Christine Henson and Francesca Lewington provide an update on Health and Safety fines.

Defendants in Health & Safety and related prosecutions usually want to know what sort of fine they are looking at in the event of conviction. The answers can be difficult to provide as there are not firm guidelines or “brackets” in non-fatal cases, only the criteria established in R v F Howe & Son (Engineers) Ltd [1999] 2 All E.R. 249

Below is a round up of some recent fines in non-fatal cases. Further sentencing updates will be provided from time to time.

Reported Cases

  1. R v Draper [2011] EWCA Crim 2786 – Fire Safety – Regulatory Reform (Fire Safety) Order 2005 – D was landlord of a house divided into flats.
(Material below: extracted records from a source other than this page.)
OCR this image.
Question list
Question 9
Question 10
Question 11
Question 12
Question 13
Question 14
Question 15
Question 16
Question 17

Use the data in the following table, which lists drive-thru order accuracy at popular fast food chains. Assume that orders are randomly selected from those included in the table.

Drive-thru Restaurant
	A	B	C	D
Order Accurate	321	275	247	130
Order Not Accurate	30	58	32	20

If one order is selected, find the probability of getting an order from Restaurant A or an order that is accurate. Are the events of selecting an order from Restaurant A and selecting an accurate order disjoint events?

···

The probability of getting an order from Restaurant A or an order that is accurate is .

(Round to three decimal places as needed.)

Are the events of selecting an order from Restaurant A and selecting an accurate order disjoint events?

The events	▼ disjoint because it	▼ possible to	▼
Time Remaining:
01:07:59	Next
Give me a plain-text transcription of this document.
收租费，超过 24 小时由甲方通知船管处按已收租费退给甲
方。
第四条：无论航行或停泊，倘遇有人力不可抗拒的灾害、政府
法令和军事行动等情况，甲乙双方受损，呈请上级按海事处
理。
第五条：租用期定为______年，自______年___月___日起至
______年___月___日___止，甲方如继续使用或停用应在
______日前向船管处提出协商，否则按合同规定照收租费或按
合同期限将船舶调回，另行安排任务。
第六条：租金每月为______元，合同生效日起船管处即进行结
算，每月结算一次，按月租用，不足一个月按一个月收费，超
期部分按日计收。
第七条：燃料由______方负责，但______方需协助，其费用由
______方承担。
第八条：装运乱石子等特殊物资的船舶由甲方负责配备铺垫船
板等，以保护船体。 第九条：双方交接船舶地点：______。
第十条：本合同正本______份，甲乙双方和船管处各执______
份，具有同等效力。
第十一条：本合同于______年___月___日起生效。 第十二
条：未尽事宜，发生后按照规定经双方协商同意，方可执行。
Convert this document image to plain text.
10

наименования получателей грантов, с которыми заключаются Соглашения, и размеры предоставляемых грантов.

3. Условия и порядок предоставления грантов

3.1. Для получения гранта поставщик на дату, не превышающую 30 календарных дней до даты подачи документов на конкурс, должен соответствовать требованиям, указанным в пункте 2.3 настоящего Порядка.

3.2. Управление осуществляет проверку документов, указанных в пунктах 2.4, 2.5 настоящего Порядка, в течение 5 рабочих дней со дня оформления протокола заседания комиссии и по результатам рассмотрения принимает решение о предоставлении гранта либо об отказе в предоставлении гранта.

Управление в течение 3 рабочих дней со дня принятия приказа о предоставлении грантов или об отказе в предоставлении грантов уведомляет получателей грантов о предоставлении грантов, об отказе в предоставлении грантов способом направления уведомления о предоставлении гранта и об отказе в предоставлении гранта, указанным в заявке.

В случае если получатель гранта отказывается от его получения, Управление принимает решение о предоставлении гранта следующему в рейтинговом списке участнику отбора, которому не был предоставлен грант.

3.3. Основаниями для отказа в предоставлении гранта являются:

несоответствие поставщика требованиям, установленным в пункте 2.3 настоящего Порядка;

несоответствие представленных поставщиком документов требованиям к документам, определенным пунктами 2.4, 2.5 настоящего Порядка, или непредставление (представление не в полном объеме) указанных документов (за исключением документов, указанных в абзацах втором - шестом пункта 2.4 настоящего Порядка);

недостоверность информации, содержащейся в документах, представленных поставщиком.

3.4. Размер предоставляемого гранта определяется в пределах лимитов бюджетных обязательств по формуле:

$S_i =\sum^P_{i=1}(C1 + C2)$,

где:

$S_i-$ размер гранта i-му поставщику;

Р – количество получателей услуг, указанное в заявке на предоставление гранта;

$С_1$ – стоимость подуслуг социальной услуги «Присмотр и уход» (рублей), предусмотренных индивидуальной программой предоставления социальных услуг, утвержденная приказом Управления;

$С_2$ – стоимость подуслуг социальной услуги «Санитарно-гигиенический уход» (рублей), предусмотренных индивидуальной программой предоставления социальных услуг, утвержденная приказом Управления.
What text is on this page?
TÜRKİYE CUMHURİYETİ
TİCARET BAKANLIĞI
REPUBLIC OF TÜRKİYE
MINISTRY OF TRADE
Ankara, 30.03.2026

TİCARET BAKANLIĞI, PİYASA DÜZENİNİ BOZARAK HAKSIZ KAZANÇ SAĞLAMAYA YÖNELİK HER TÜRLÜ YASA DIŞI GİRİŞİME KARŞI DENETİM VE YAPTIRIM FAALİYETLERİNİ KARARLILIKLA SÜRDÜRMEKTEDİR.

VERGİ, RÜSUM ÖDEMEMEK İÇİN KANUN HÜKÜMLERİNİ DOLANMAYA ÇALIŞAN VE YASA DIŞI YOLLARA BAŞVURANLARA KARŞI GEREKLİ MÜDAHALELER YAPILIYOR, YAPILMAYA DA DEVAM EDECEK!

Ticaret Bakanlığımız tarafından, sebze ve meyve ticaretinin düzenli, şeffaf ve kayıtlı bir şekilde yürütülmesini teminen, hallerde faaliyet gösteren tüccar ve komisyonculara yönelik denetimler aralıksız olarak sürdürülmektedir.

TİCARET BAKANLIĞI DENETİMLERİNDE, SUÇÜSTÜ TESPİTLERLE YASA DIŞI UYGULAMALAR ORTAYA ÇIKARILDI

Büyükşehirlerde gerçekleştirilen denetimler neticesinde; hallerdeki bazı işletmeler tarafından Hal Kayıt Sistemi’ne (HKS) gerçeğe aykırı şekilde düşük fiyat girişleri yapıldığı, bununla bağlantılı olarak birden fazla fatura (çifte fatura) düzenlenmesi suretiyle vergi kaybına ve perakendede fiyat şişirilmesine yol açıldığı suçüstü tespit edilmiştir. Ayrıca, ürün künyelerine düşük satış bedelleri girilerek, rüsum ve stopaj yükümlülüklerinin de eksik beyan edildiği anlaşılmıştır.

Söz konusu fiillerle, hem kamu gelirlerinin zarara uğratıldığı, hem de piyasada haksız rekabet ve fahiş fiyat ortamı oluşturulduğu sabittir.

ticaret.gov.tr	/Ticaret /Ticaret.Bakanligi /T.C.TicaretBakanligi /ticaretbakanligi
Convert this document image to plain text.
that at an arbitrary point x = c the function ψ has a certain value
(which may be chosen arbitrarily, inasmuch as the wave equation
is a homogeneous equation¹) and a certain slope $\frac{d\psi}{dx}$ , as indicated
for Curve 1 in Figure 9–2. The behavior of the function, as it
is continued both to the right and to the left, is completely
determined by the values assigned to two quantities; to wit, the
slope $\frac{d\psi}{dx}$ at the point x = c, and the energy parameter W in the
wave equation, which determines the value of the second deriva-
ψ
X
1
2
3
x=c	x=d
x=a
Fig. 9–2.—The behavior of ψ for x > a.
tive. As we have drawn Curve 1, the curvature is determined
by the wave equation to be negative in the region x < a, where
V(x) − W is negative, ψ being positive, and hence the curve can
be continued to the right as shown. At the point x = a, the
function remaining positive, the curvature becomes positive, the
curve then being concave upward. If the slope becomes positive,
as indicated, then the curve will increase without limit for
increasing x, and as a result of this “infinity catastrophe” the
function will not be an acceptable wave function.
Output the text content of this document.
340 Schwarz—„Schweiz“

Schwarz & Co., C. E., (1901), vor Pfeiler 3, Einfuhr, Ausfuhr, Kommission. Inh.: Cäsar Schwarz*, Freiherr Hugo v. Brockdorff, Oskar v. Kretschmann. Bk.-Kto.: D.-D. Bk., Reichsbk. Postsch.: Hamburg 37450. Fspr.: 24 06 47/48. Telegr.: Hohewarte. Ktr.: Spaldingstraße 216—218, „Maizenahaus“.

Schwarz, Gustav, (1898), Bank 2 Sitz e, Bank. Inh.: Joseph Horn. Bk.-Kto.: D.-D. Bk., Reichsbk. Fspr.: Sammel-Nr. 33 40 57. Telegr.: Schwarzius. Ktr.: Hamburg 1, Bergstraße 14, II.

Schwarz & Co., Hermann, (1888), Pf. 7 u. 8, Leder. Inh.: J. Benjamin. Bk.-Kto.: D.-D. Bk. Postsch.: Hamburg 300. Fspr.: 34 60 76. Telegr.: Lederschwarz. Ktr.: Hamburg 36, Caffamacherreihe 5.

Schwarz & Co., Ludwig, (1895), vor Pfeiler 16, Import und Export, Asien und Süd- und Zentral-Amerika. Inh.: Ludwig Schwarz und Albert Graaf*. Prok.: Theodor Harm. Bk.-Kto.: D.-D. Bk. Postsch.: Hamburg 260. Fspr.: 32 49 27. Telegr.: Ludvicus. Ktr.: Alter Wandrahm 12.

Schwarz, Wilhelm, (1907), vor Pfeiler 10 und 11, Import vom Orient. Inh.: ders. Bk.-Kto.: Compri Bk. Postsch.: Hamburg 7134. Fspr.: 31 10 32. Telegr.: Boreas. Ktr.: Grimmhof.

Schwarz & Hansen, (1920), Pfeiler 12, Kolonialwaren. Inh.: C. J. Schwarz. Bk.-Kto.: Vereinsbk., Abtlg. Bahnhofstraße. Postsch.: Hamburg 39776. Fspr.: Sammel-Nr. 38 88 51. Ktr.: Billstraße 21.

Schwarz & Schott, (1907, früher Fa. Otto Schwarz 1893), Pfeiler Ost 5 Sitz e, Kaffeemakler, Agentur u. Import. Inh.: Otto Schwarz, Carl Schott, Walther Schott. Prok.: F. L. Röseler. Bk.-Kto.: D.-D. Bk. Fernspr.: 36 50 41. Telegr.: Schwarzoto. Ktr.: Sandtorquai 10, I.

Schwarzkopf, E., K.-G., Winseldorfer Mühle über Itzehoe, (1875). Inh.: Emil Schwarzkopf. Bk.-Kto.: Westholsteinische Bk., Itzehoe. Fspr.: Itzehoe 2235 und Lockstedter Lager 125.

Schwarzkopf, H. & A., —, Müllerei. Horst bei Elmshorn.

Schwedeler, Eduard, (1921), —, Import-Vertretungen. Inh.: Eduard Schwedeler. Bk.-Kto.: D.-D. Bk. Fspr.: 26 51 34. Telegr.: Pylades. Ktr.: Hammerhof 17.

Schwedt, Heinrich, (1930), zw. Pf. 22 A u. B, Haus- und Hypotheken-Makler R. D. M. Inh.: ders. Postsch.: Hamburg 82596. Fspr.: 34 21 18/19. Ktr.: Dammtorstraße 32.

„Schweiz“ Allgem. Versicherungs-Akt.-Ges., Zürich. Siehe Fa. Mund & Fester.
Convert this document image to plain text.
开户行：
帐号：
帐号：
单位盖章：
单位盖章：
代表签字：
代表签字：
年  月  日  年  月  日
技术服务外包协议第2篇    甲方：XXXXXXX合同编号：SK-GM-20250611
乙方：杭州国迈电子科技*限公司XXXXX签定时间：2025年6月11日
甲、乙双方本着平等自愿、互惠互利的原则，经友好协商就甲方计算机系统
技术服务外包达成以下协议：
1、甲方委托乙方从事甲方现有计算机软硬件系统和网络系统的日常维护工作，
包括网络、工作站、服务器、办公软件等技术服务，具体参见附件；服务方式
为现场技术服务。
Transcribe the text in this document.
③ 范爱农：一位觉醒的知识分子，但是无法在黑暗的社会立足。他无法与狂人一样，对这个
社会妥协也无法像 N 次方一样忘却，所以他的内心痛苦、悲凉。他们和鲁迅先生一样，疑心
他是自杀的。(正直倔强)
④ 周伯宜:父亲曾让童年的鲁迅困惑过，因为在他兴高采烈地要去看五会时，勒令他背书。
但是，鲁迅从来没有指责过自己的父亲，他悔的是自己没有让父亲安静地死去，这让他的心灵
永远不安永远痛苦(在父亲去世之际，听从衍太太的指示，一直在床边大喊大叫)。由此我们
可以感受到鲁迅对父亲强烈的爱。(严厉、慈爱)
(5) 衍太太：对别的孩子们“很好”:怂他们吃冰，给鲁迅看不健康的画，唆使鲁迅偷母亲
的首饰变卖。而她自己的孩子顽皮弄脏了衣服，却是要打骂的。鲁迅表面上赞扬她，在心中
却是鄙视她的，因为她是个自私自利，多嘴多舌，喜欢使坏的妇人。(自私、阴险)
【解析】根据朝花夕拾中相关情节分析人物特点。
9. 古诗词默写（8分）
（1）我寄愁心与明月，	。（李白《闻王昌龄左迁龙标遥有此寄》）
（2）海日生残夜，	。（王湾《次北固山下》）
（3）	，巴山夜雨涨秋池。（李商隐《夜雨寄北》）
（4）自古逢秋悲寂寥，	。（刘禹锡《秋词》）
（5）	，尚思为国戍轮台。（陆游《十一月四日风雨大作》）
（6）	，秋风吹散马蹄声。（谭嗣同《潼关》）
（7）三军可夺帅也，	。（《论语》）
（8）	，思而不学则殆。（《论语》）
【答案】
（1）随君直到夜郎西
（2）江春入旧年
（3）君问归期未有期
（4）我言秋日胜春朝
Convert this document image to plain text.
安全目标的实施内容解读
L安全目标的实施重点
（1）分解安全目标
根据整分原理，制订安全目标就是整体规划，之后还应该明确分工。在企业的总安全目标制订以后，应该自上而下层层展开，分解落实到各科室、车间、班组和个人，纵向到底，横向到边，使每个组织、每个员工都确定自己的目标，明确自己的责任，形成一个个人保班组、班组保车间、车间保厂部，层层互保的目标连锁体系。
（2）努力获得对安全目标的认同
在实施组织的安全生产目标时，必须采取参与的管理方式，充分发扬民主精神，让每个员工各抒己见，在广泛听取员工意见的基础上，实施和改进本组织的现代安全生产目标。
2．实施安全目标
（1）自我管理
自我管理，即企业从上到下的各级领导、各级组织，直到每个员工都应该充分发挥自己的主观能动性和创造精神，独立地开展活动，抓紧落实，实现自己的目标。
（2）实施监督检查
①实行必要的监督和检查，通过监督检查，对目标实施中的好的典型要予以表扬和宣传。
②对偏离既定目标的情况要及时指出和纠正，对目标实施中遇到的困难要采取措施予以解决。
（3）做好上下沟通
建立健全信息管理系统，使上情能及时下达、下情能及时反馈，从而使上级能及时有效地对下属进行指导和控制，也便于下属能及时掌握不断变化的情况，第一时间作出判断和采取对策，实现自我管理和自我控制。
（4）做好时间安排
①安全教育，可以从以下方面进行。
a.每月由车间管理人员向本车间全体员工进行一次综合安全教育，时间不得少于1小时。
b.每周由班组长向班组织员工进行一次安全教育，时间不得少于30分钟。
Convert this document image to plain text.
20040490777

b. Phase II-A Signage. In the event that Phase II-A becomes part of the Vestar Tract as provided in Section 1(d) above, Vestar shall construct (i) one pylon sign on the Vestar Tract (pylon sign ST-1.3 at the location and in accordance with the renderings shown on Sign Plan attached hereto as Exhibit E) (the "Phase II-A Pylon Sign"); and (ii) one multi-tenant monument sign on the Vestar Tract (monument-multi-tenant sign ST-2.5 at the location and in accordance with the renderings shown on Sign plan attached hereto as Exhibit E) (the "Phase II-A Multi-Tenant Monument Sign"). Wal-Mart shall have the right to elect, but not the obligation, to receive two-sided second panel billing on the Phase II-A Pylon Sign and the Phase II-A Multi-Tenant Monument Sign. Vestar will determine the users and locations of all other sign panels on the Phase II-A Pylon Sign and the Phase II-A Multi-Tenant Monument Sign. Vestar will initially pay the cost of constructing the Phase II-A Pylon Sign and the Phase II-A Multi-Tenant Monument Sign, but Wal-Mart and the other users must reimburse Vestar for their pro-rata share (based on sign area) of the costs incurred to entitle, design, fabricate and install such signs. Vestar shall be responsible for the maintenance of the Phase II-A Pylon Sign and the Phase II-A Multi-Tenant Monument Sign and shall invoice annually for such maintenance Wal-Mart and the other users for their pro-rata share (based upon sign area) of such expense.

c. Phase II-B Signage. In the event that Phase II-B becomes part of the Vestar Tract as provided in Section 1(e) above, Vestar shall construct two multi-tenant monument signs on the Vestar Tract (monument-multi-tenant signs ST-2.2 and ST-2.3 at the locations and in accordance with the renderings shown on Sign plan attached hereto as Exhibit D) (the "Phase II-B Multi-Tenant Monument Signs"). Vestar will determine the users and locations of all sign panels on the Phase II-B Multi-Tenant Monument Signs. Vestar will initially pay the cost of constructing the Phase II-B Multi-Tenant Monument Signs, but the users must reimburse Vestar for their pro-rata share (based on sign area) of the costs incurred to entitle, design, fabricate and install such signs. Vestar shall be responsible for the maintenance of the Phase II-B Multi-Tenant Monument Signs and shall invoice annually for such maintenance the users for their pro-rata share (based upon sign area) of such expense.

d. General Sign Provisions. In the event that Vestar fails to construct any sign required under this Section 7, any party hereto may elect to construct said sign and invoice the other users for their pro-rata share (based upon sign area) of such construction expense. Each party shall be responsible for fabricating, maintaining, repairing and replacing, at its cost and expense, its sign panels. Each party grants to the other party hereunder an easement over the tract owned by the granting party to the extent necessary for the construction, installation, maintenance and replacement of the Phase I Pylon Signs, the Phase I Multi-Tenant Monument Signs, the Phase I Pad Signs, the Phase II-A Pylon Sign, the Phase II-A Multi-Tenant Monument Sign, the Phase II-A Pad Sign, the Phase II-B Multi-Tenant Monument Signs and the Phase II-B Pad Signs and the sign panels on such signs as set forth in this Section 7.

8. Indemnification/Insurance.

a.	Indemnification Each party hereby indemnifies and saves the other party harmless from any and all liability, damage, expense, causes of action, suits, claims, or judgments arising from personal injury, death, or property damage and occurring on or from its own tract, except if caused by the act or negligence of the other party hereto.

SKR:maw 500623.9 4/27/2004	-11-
The front doors did not comply with requirements relating to fire resistance laid down by art 8 (1) of the Order. There was a fire in the house. No one was hurt. 3 counts relating to the absence of self closing devices on front doors and one relating to the failure to maintain a fire extinguisher.

No aggravating features – D had not deliberately profited from breaches, no failure to heed warnings, good safety record, good character, he had taken remedial steps following the fire. Guilty pleas.

Fines of £135,000 in total upheld by the Court of Appeal.

The deficiencies had caused very considerable risk to occupants and it was fortunate that no one was hurt. They were serious offences.

  1. SCOTTISH REPORTED CASE: Dundee Cold Stores v HM Advocate [2012] HCJAC 102 – S 2 and s 3 HSWA 1974 – A worker fell through a roof light to his severe injury when carrying out subcontract work.

Fines of £135,000 and £65,000 following guilty pleas by three companies reduced on appeal to £50,000 and £44,000 – Two of the defendant companies each fined £50,000 and the third fined £44,000.

The court took into account English sentencing guidelines including R v Howe.

“The exercise a sentencing judge had to carry out in such a case involved assessing the seriousness of the breaches themselves to give the court a provisional view of the kind of penalty which might be appropriate, an examination of all the aggravating and mitigating factors, and finally to have particular regard to the financial position of the accused”.

The lower court had been “unduly distracted” by the injuries sustained and elevated the culpability to a higher level than justified.

THEME: it is the seriousness of the breaches that is most important, and not the level of injury caused (or indeed whether any injury has been caused).


Cases sentenced in September 2012:

  • Gas leak – Unoccupied residential premises due to inadvertent drilling of a hole in a plastic main during works. No injury to persons or damage to property, however high risk of both as half a tonne of gas had escaped. This was “enough to result in an explosion had it been ignited. It was extremely fortunate that the owners were away at the time”. Large company involved. Charge: s 3 (1) HSWA 1974. Guilty plea in Magistrates Court. Fine: £17,500 plus £8,192 Costs.
  • Broken forearm caused to factory worker – caused by a gap in the production line at an ice cream factory and inadequate guarding. Worker put his hand through the gap to remove some lids; his arm became entangled and drawn into the dangerous moving part of the machine which was inadequately guarded. Charges: Regulation 11 (1) PUWER 1998, Regulation 3 (1) Management of Health and Safety at Work Act. Guilty plea in Magistrates Court. Fine: £10,000 with £3,294 Cost.
  • Severed finger due to inadequately guarded machine – Worker at a food manufacturing factory reached into a machine and came into contact with heated clamping jaws that crimp and seal plastic bags. Fixed guards and interlocks had been installed but one of the fixed guards was not properly secured and was effectively useless. Charge: Regulation 11 (1). PUWER 1998. Guilty plea in the Magistrates Court. Fine: £2,000 plus £2,348 costs.